A beautiful thing happened to me last night. I had just gotten off the phone with a friend who was doing a great job in supporting me emotionally. Although things are ok right this moment, I am experiencing a lot of fear around finances because it doesn’t look like things will be ok in 2 months (not enough income or savings).
I have been feeling a bit guilty and ashamed that I haven’t been able to trust more, that I feel fear a lot, that I haven’t changed the energy enough to open the financial doors for me, and that I am spending a lot of time embracing all this fear and reminding myself I am taken care of at all times.This has been taking up a lot of my time and energy lately. I know what I see with my physical eye is not the total sum of my existence but I also know I wish to be comfortable in this physical world and it seems that there is some part of me that does not allow it consistently (either financially or emotionally). I am also aware that all of this has been more intense lately because it is time for another deep healing around it.
So last night after my phone conversation I began intending (again) that I believe in my intuitive information that I will be alright financially even if I cannot intuit how that will happen.
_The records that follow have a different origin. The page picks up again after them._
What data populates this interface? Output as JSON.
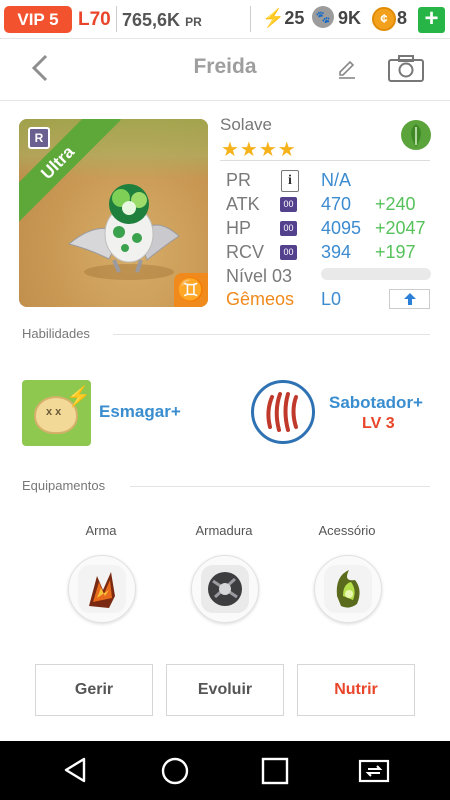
{
  "status": {
    "vip": "VIP 5",
    "level": "L70",
    "power": "765,6K",
    "power_unit": "PR",
    "energy_icon": "lightning-icon",
    "energy": "25",
    "paw_value": "9K",
    "coin_value": "8",
    "plus": "+"
  },
  "header": {
    "back": "‹",
    "title": "Freida",
    "edit_icon": "pencil-icon",
    "camera_icon": "camera-icon"
  },
  "card": {
    "rarity_ribbon": "Ultra",
    "rank_badge": "R",
    "zodiac_symbol": "♊"
  },
  "info": {
    "monster_name": "Solave",
    "stars": "★★★★",
    "element_icon": "leaf-icon",
    "stats": [
      {
        "label": "PR",
        "value": "N/A",
        "bonus": ""
      },
      {
        "label": "ATK",
        "badge": "00",
        "value": "470",
        "bonus": "+240"
      },
      {
        "label": "HP",
        "badge": "00",
        "value": "4095",
        "bonus": "+2047"
      },
      {
        "label": "RCV",
        "badge": "00",
        "value": "394",
        "bonus": "+197"
      }
    ],
    "level_label": "Nível 03",
    "level_progress": 0,
    "twins_label": "Gêmeos",
    "twins_value": "L0",
    "twins_icon": "up-arrow-icon"
  },
  "skills": {
    "section_title": "Habilidades",
    "items": [
      {
        "name": "Esmagar+",
        "level": ""
      },
      {
        "name": "Sabotador+",
        "level": "LV 3"
      }
    ]
  },
  "equipment": {
    "section_title": "Equipamentos",
    "slots": [
      {
        "label": "Arma"
      },
      {
        "label": "Armadura"
      },
      {
        "label": "Acessório"
      }
    ]
  },
  "actions": {
    "manage": "Gerir",
    "evolve": "Evoluir",
    "feed": "Nutrir"
  },
  "colors": {
    "accent_red": "#e8452a",
    "accent_blue": "#3c8bd0",
    "bonus_green": "#55c25a",
    "ribbon_green": "#5ea83a",
    "orange": "#f08a1d"
  }
}
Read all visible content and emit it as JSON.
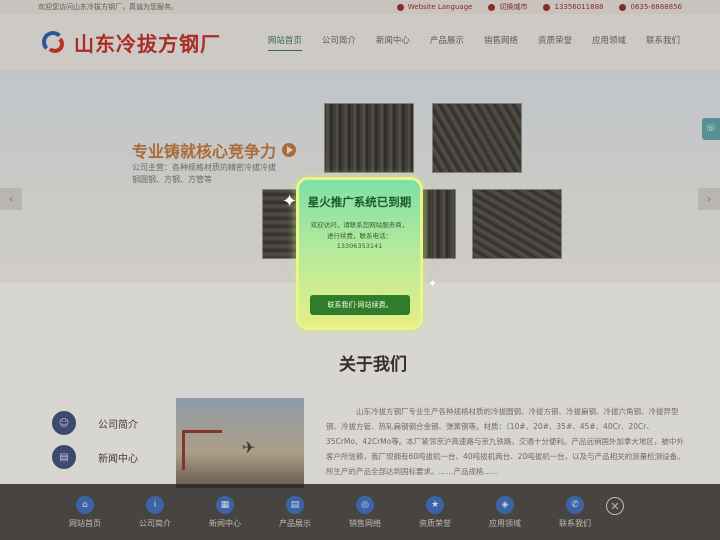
{
  "topbar": {
    "welcome": "欢迎您访问山东冷拔方钢厂，真诚为您服务。",
    "language": "Website Language",
    "switch_city": "切换城市",
    "phone1": "13356011888",
    "phone2": "0635-8888856"
  },
  "header": {
    "logo_text": "山东冷拔方钢厂",
    "nav": [
      "网站首页",
      "公司简介",
      "新闻中心",
      "产品展示",
      "销售网络",
      "资质荣誉",
      "应用领域",
      "联系我们"
    ]
  },
  "banner": {
    "slogan": "专业铸就核心竞争力",
    "sub": "公司主营：各种规格材质的精密冷拔冷拔钢圆钢、方钢、方管等"
  },
  "about": {
    "title": "关于我们",
    "side_menu": [
      "公司简介",
      "新闻中心"
    ],
    "text": "山东冷拔方钢厂专业生产各种规格材质的冷拔圆钢、冷拔方钢、冷拔扁钢、冷拔六角钢、冷拔异型钢、冷拔方管、热轧扁钢钢合金钢、弹簧钢等。材质：（10#、20#、35#、45#、40Cr、20Cr、35CrMo、42CrMo等。本厂紧邻京沪高速路与京九铁路，交通十分便利。产品远销国外加拿大地区，被中外客户所信赖，我厂现拥有60吨拔机一台、40吨拔机两台、20吨拔机一台，以及与产品相关的测量检测设备。所生产的产品全部达到国标要求。……产品规格……"
  },
  "bottombar": {
    "items": [
      "网站首页",
      "公司简介",
      "新闻中心",
      "产品展示",
      "销售网络",
      "资质荣誉",
      "应用领域",
      "联系我们"
    ]
  },
  "modal": {
    "title": "星火推广系统已到期",
    "body_line1": "欢迎访问，请联系您网站服务商，",
    "body_line2": "进行续费，联系电话：",
    "phone": "13306353141",
    "button": "联系我们·网站续费。"
  },
  "colors": {
    "brand_red": "#b72e25",
    "modal_button": "#2f7d2a",
    "nav_active": "#3d6f4a"
  }
}
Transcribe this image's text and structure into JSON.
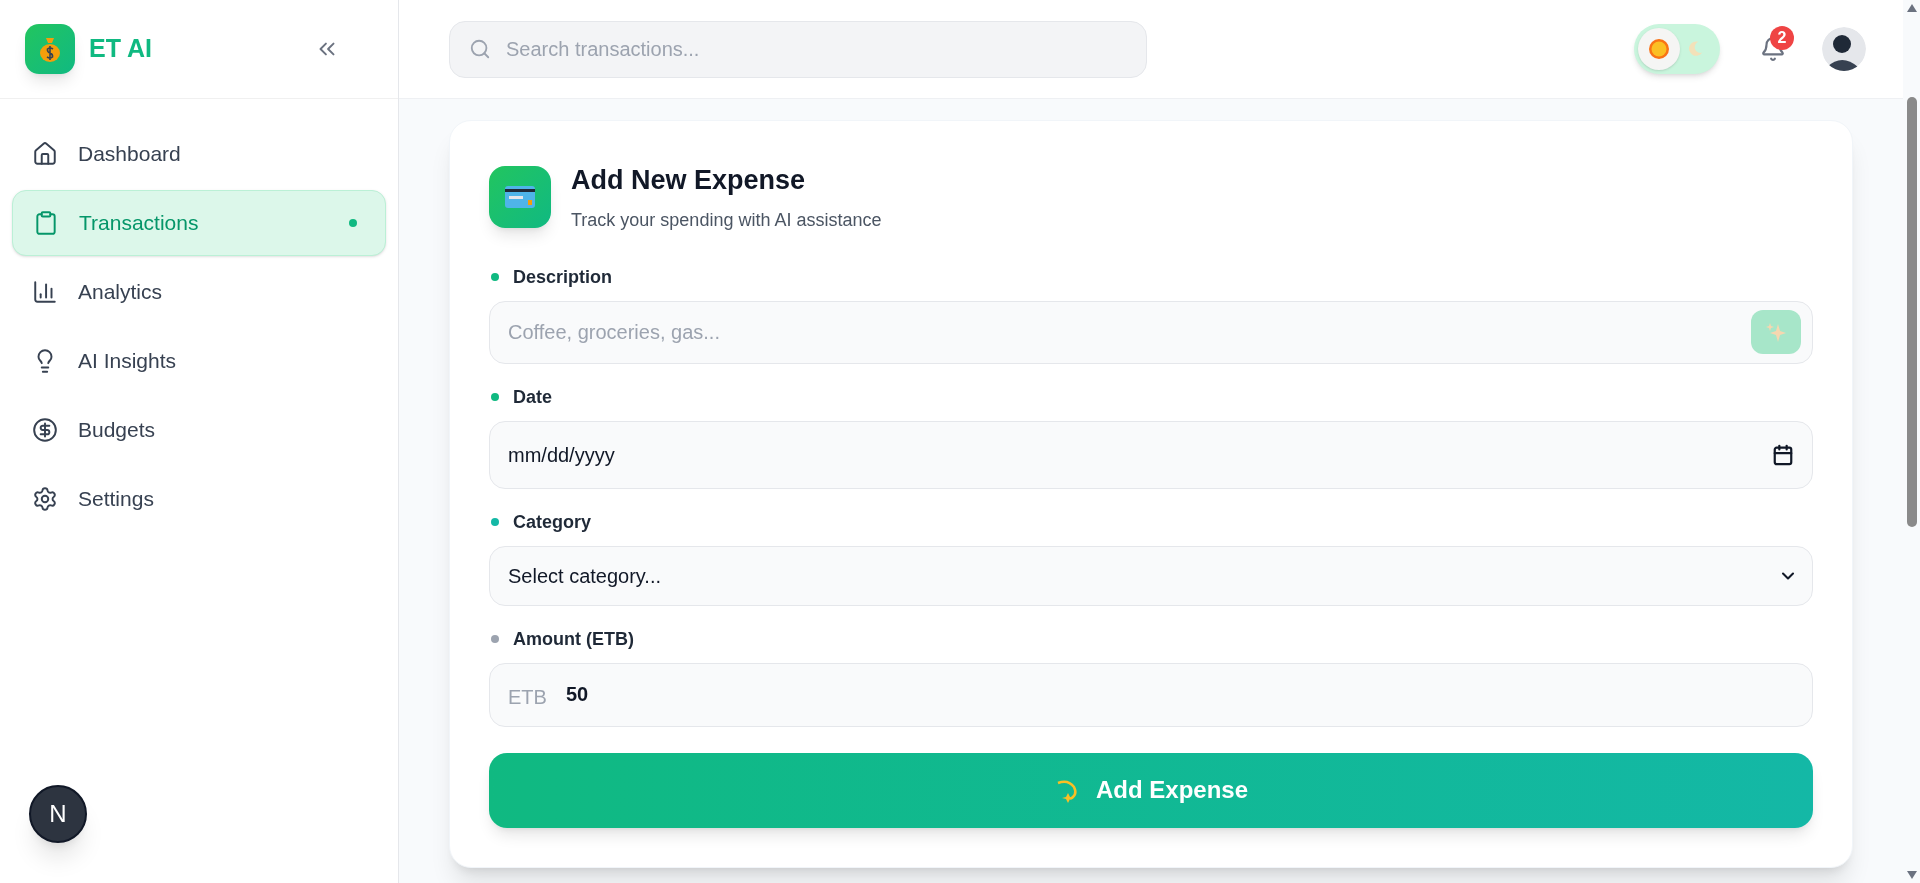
{
  "sidebar": {
    "brand": "ET AI",
    "items": [
      {
        "label": "Dashboard",
        "selected": false
      },
      {
        "label": "Transactions",
        "selected": true
      },
      {
        "label": "Analytics",
        "selected": false
      },
      {
        "label": "AI Insights",
        "selected": false
      },
      {
        "label": "Budgets",
        "selected": false
      },
      {
        "label": "Settings",
        "selected": false
      }
    ]
  },
  "dev_badge": {
    "label": "N"
  },
  "header": {
    "search": {
      "placeholder": "Search transactions..."
    },
    "theme_toggle": {
      "on": false
    },
    "notifications": {
      "count": "2"
    }
  },
  "form": {
    "title": "Add New Expense",
    "subtitle": "Track your spending with AI assistance",
    "fields": [
      {
        "kind": "text",
        "label": "Description",
        "color": "#10b981",
        "placeholder": "Coffee, groceries, gas..."
      },
      {
        "kind": "date",
        "label": "Date",
        "color": "#10b981",
        "value": "mm/dd/yyyy"
      },
      {
        "kind": "select",
        "label": "Category",
        "color": "#14b8a6",
        "value": "Select category..."
      },
      {
        "kind": "amount",
        "label": "Amount (ETB)",
        "color": "#9ca3af",
        "prefix": "ETB",
        "value": "50"
      }
    ],
    "submit": "Add Expense"
  }
}
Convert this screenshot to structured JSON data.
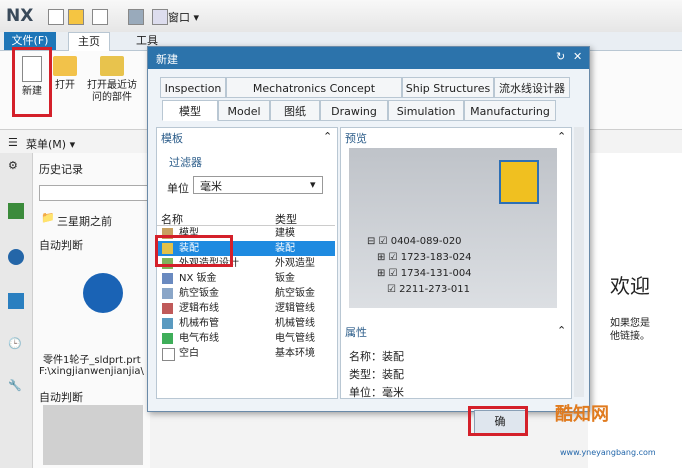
{
  "app": {
    "logo": "NX",
    "window_menu": "窗口 ▾"
  },
  "ribbon": {
    "tabs": [
      "文件(F)",
      "主页",
      "工具"
    ],
    "buttons": {
      "new": "新建",
      "open": "打开",
      "open_recent_line1": "打开最近访",
      "open_recent_line2": "问的部件"
    },
    "menu": "菜单(M) ▾"
  },
  "history": {
    "title": "历史记录",
    "group": "三星期之前",
    "auto": "自动判断",
    "file_name": "零件1轮子_sldprt.prt",
    "file_path": "F:\\xingjianwenjianjia\\",
    "auto2": "自动判断"
  },
  "welcome": {
    "title": "欢迎",
    "line1": "如果您是",
    "line2": "他链接。"
  },
  "dialog": {
    "title": "新建",
    "tabs_row1": [
      "Inspection",
      "Mechatronics Concept Designer",
      "Ship Structures",
      "流水线设计器"
    ],
    "tabs_row2": [
      "模型",
      "Model",
      "图纸",
      "Drawing",
      "Simulation",
      "Manufacturing"
    ],
    "template_header": "模板",
    "filter_header": "过滤器",
    "unit_label": "单位",
    "unit_value": "毫米",
    "columns": [
      "名称",
      "类型"
    ],
    "rows": [
      {
        "name": "模型",
        "type": "建模"
      },
      {
        "name": "装配",
        "type": "装配"
      },
      {
        "name": "外观造型设计",
        "type": "外观造型"
      },
      {
        "name": "NX 钣金",
        "type": "钣金"
      },
      {
        "name": "航空钣金",
        "type": "航空钣金"
      },
      {
        "name": "逻辑布线",
        "type": "逻辑管线"
      },
      {
        "name": "机械布管",
        "type": "机械管线"
      },
      {
        "name": "电气布线",
        "type": "电气管线"
      },
      {
        "name": "空白",
        "type": "基本环境"
      }
    ],
    "preview_header": "预览",
    "tree": [
      "0404-089-020",
      "1723-183-024",
      "1734-131-004",
      "2211-273-011"
    ],
    "props_header": "属性",
    "props": {
      "name_label": "名称：",
      "name": "装配",
      "type_label": "类型：",
      "type": "装配",
      "unit_label": "单位：",
      "unit": "毫米"
    },
    "ok": "确"
  },
  "watermark": {
    "line1": "酷知网",
    "line2": "www.yneyangbang.com"
  },
  "colors": {
    "accent": "#2c73ab",
    "highlight": "#d4202a",
    "selection": "#1e8ae0"
  }
}
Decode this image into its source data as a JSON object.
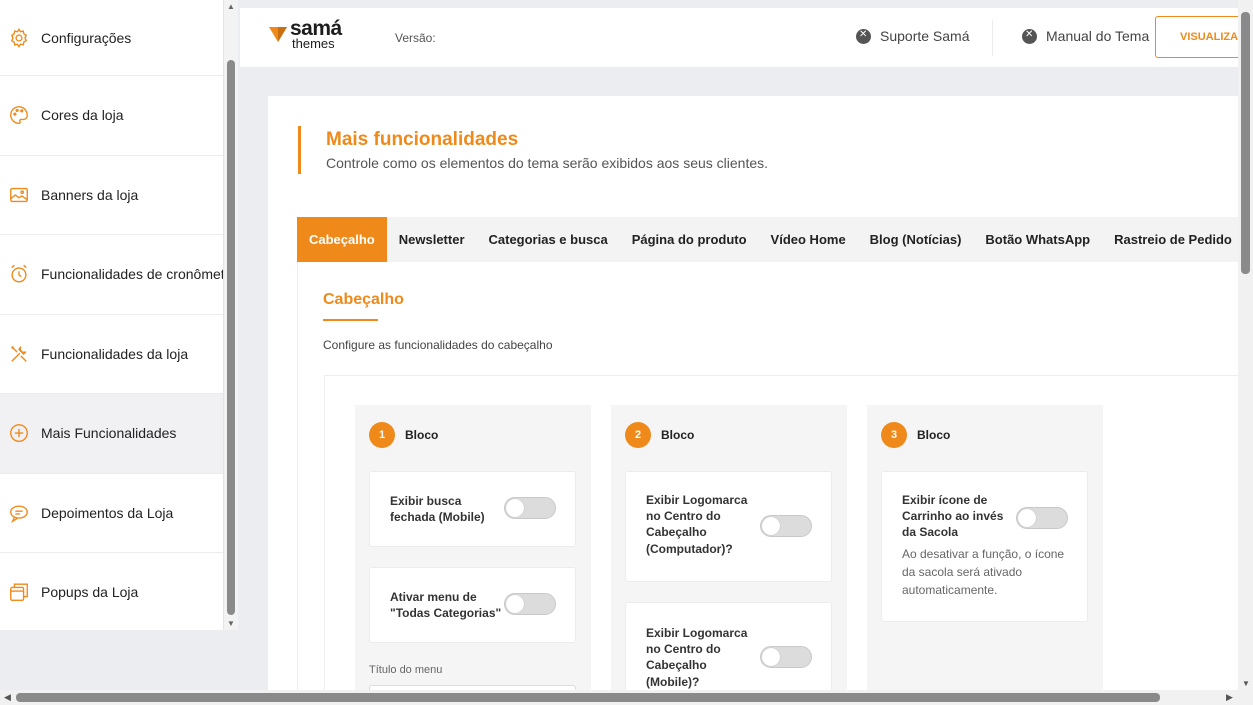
{
  "sidebar": {
    "items": [
      {
        "label": "Configurações",
        "icon": "gear-icon"
      },
      {
        "label": "Cores da loja",
        "icon": "palette-icon"
      },
      {
        "label": "Banners da loja",
        "icon": "image-icon"
      },
      {
        "label": "Funcionalidades de cronômetro",
        "icon": "alarm-clock-icon"
      },
      {
        "label": "Funcionalidades da loja",
        "icon": "tools-icon"
      },
      {
        "label": "Mais Funcionalidades",
        "icon": "plus-circle-icon"
      },
      {
        "label": "Depoimentos da Loja",
        "icon": "chat-bubble-icon"
      },
      {
        "label": "Popups da Loja",
        "icon": "popup-window-icon"
      }
    ]
  },
  "header": {
    "logo_top": "samá",
    "logo_bottom": "themes",
    "version_label": "Versão:",
    "suporte": "Suporte Samá",
    "manual": "Manual do Tema",
    "visualizar": "VISUALIZAR"
  },
  "page": {
    "title": "Mais funcionalidades",
    "subtitle": "Controle como os elementos do tema serão exibidos aos seus clientes."
  },
  "tabs": [
    "Cabeçalho",
    "Newsletter",
    "Categorias e busca",
    "Página do produto",
    "Vídeo Home",
    "Blog (Notícias)",
    "Botão WhatsApp",
    "Rastreio de Pedido"
  ],
  "section": {
    "title": "Cabeçalho",
    "subtitle": "Configure as funcionalidades do cabeçalho"
  },
  "blocks": [
    {
      "num": "1",
      "label": "Bloco",
      "opt1": "Exibir busca\nfechada (Mobile)",
      "opt2": "Ativar menu de\n\"Todas Categorias\"",
      "field_label": "Título do menu"
    },
    {
      "num": "2",
      "label": "Bloco",
      "opt1": "Exibir Logomarca\nno Centro do\nCabeçalho\n(Computador)?",
      "opt2": "Exibir Logomarca\nno Centro do\nCabeçalho\n(Mobile)?"
    },
    {
      "num": "3",
      "label": "Bloco",
      "opt1": "Exibir ícone de\nCarrinho ao invés\nda Sacola",
      "opt1_desc": "Ao desativar a função, o ícone da sacola será ativado automaticamente."
    }
  ],
  "colors": {
    "accent": "#ef8a1a",
    "background": "#ecedf1"
  }
}
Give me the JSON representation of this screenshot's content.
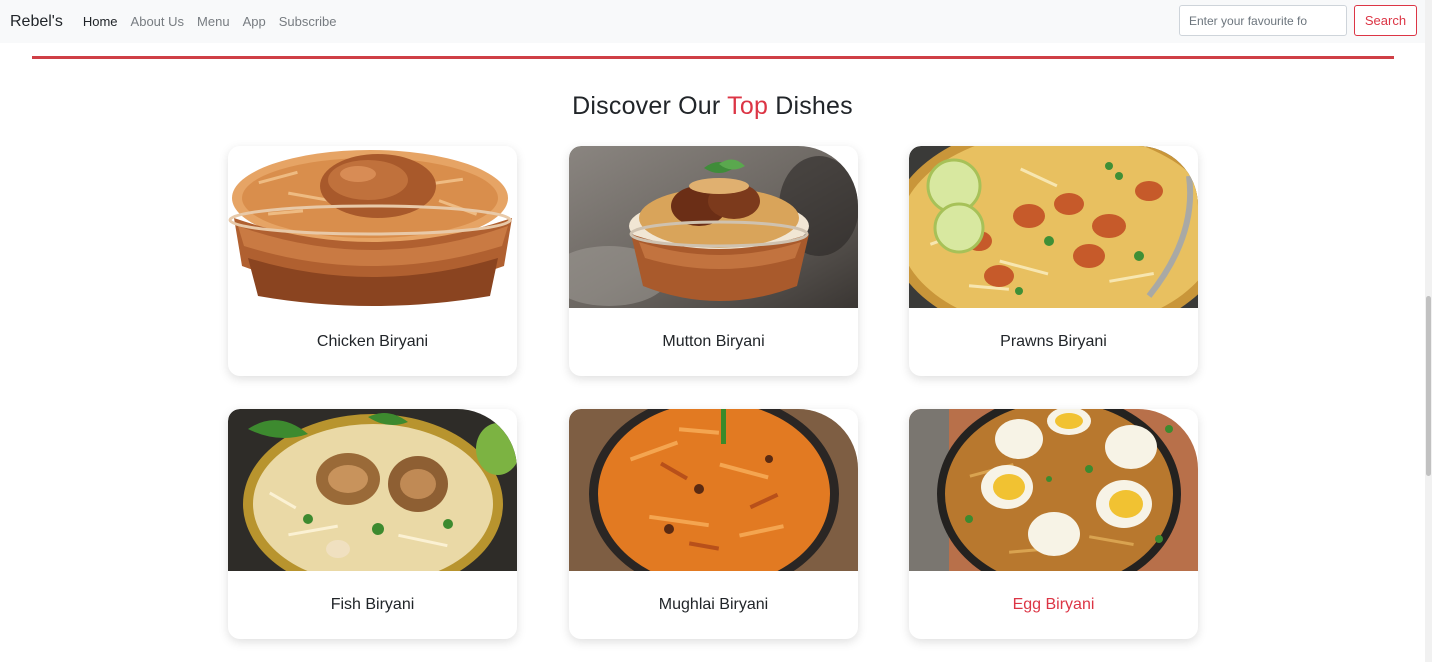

I reminded myself that my friend supports me and that there are always various aspects of god around me helping out (spirits, angels etc).
I am not sure what was different this time but something changed. I dropped into my heart more and I felt an incredibly comforting presence around me. It looked like an angel stroking my face and hugging me and it felt like a higher aspect of me. All the fear went away and I was at last fully present and aware of a spreading sense of ease and love. I felt as I imagine one would feel if one had the perfect mothering love, unconditional and consistent. I also felt myself softening and surrendering to it. The presence was beautiful to look at and fabulous to feel.
I received no answers about how my financial situation would improve only that I would be fine and that fine meant still living in an apartment with enough food to eat, busy and enjoying life. I totally believed it with all my being.
I noticed late last night when the fearful thoughts began flitting across my consciousness again I was able to move back into that loving, comforting, supportive feeling. I am still feeling it this morning.This is what I have been craving – relief from the constant fear and reconnection with the deep knowing that I am love no matter what is going on in my physical human life. YAY!!